Rotating blinds, glowing light bulbs, rattling bells and the scent of gunpowder and wildflowers. South Korean artist Haegue Yang (b. 1971) is known for her distinctive sculptures and large installations that engage the senses and incorporate a wide range of materials, from drying racks and turbine vents to peacock feathers, artificial plants and nylon pompoms.

Yang’s exhibitions have been hosted by major art institutions around the world such as The Museum of Modern Art in New York and Tate St Ives in the UK. In 2009, she had a double feature at the 53rd Venice Biennale, at the Korean Pavilion and at the Arsenale. Now, her engaging works take over SMK.

Haegue Yang: Double Soul constitutes this leading artist’s first solo presentation in Denmark and comprises more than fifty works, including formative, seminal and newly created works. Covering her prolific artistic production from 1994-2021, Double Soul also spans a range of media: installation, sculpture, text and sound.
Among the many treats in store, visitors will be able to experience the piece Silo of Silence – Clicked Core. This 16-metre-tall rotating blind cylinder made of two layers offers a shimmering and silently dynamic space, when you step inside. Some of Yang’s sculptures will occasionally be activated by museum staff.

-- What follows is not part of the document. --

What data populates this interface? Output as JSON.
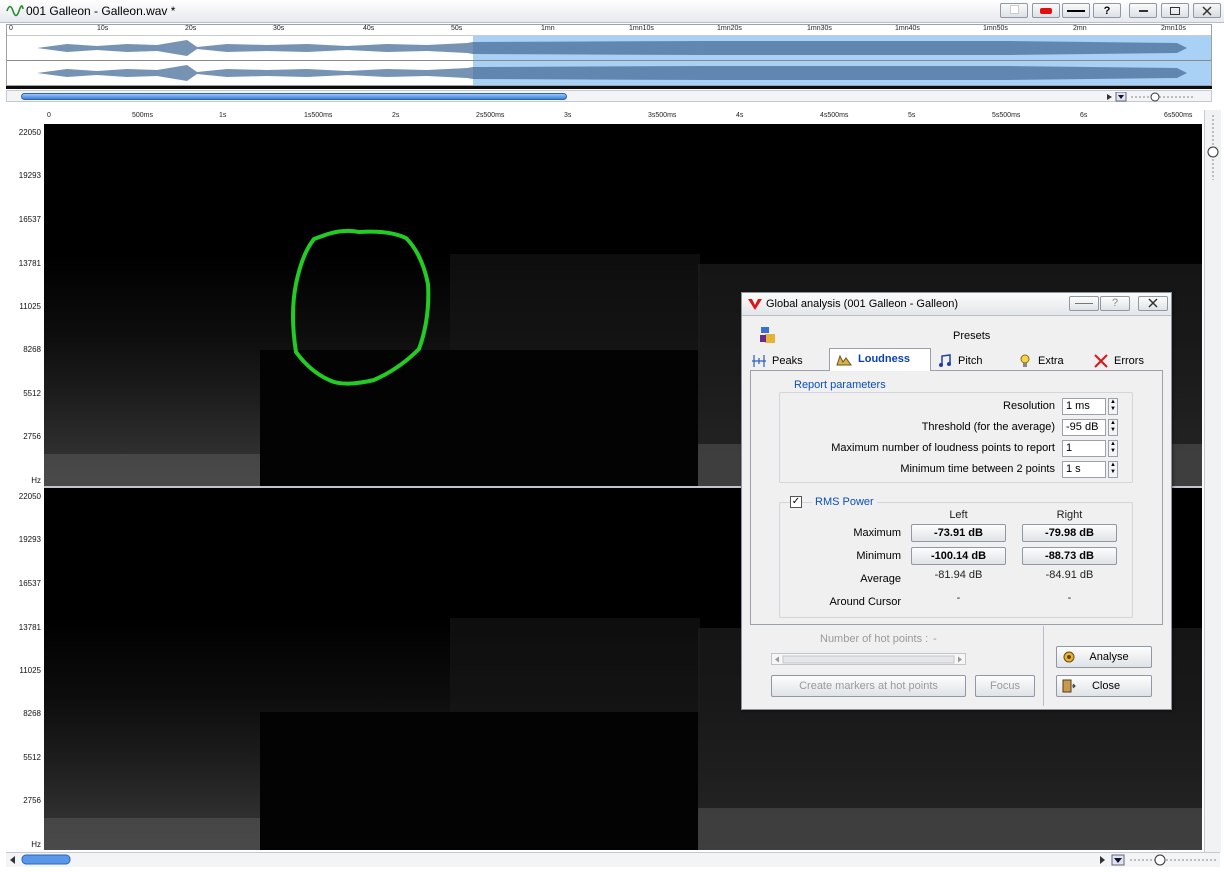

‘We are very excited to be able to show Haegue Yang’s fierce and fabulous works at SMK. Yang has been hugely dedicated to Double Soul: she has created two works for the exhibition and has been involved in all aspects of it – and visitors will definitely be able to experience that,’ says Marianne Torp, senior researcher at SMK and curator of Haegue Yang: Double Soul.

Reflections and shadows
The exhibition title Double Soul refers to Yang’s preoccupation with doubling and pairing seemingly disparate dualities. In her exploration of the connections between apparent contradictions such as traditional and modern culture, industry and craft, fact and fiction, as well as the quotidian and the exceptional.

Such a duality is also found in Yang’s biography, as a graduate of art schools in South Korea and Germany, and residing alternately in Seoul and Berlin. In her art, Yang addresses concerns such as a dual, multiple or non-belonging as well as isolation and community, and several of her works spring from her own sense of not fully belonging anywhere.

“I’m interested in the idea of ​​the double because it’s about everything that’s not considered as the origin with its associations of wholeness. In fact, so many things lie behind the word double; all that is left over and all that overlaps. The double is also what we aspire to become, but which is left in the shadows,” says Yang.

New sculptures with ties to Denmark
For the exhibition at SMK, Yang has created a central piece of a sculptural duo, Sonic Intermediates – Double Soul. The duo refers to the work and life of two groundbreaking artists, Greenlandic-Danish Pia Arke (1958–2007) and Danish Sonja Ferlov Mancoba (1911–1984) who spent most of her life in France. Yang honours their spirits and traces their life in imagining their inspiring power today. Both pioneering artists are represented in the SMK collection.

Each in their own way, these two distinguished artists resonate with Yang’s hybrid artistic practice and approach with multiple affiliations, and like Yang, they had resisted being tied down to monocultural and national frameworks. One part of the duo is inspired by Ferlov Mancoba’s multi-legged sculptural creatures, while the other springs from Arke’s work critically stating the consequences of colonisation. This duo, with its intricate details, diverse references, and subjective interpretations, exemplifies Yang’s elaborate sculptural production.